Detection and Assessment of Point-to-Point Movements During Functional Activities Using Deep Learning and Kinematic Analyses of the Stroke-Affected Wrist.

Abstract

Stoke is a leading cause of long-term disability, including upper-limb hemiparesis. Frequent, unobtrusive assessment of naturalistic motor performance could enable clinicians to better assess rehabilitation effectiveness and monitor patients' recovery trajectories. We therefore propose and validate a two-phase data analytic pipeline to estimate upper-limb impairment based on the naturalistic performance of activities of daily living (ADLs). Eighteen stroke survivors were equipped with an inertial sensor on the stroke-affected wrist and performed up to four ADLs in a naturalistic manner.

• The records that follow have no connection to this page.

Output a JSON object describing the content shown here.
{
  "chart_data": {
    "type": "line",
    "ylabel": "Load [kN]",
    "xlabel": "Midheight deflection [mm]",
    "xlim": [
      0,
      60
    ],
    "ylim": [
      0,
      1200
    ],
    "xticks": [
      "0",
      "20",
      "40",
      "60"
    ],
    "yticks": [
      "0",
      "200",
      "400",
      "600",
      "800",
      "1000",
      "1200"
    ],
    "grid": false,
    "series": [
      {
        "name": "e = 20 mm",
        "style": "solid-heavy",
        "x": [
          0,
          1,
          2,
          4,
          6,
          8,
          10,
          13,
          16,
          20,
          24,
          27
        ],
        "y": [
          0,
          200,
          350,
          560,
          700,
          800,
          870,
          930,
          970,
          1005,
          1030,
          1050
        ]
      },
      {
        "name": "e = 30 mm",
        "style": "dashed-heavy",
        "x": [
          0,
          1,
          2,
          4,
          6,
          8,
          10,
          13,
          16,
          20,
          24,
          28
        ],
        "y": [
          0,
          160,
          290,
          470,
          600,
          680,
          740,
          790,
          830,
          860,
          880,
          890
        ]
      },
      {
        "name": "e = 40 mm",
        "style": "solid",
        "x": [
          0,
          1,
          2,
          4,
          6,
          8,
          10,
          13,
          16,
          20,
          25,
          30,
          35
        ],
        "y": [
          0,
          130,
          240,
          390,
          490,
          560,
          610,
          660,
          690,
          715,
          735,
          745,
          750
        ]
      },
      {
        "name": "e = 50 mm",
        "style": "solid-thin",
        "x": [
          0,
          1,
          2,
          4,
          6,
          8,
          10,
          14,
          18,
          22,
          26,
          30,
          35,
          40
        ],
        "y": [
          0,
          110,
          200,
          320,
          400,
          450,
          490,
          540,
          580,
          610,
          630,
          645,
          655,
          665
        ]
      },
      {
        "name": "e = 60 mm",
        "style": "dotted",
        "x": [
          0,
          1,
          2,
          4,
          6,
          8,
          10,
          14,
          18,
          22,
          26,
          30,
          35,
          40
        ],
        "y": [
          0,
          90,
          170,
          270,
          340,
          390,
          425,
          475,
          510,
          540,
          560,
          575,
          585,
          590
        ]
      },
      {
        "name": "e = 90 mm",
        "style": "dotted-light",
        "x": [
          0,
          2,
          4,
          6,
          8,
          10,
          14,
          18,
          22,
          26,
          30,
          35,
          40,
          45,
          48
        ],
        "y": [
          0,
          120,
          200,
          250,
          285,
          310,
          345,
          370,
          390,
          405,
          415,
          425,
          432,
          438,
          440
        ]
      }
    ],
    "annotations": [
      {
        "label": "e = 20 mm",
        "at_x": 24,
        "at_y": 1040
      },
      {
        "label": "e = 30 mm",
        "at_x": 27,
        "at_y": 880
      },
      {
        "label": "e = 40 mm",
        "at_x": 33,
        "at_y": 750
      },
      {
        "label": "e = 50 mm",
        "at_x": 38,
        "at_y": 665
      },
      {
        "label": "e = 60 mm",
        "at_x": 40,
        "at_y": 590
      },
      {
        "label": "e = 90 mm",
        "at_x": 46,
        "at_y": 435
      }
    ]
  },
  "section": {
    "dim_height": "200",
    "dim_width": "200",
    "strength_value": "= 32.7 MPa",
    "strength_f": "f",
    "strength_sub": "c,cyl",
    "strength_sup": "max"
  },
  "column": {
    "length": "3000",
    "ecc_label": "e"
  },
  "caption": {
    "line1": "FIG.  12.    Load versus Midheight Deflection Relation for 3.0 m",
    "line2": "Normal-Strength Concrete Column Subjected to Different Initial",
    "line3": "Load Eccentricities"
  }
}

Continuous inertial time series were segmented into sliding windows, and a machine-learned model identified windows containing instances of point-to-point (P2P) movements. Using kinematic features extracted from the detected windows, a subsequent model was used to estimate upper-limb motor impairment, as measured by the Fugl-Meyer Assessment (FMA). Both models were evaluated using leave-one-subject-out cross-validation. The P2P movement detection model had an area under the precision-recall curve of 0.72. FMA estimates had a normalized root mean square error of 18.8% with R2=0.72. These promising results support the potential to develop seamless, ecologically valid measures of real-world motor performance.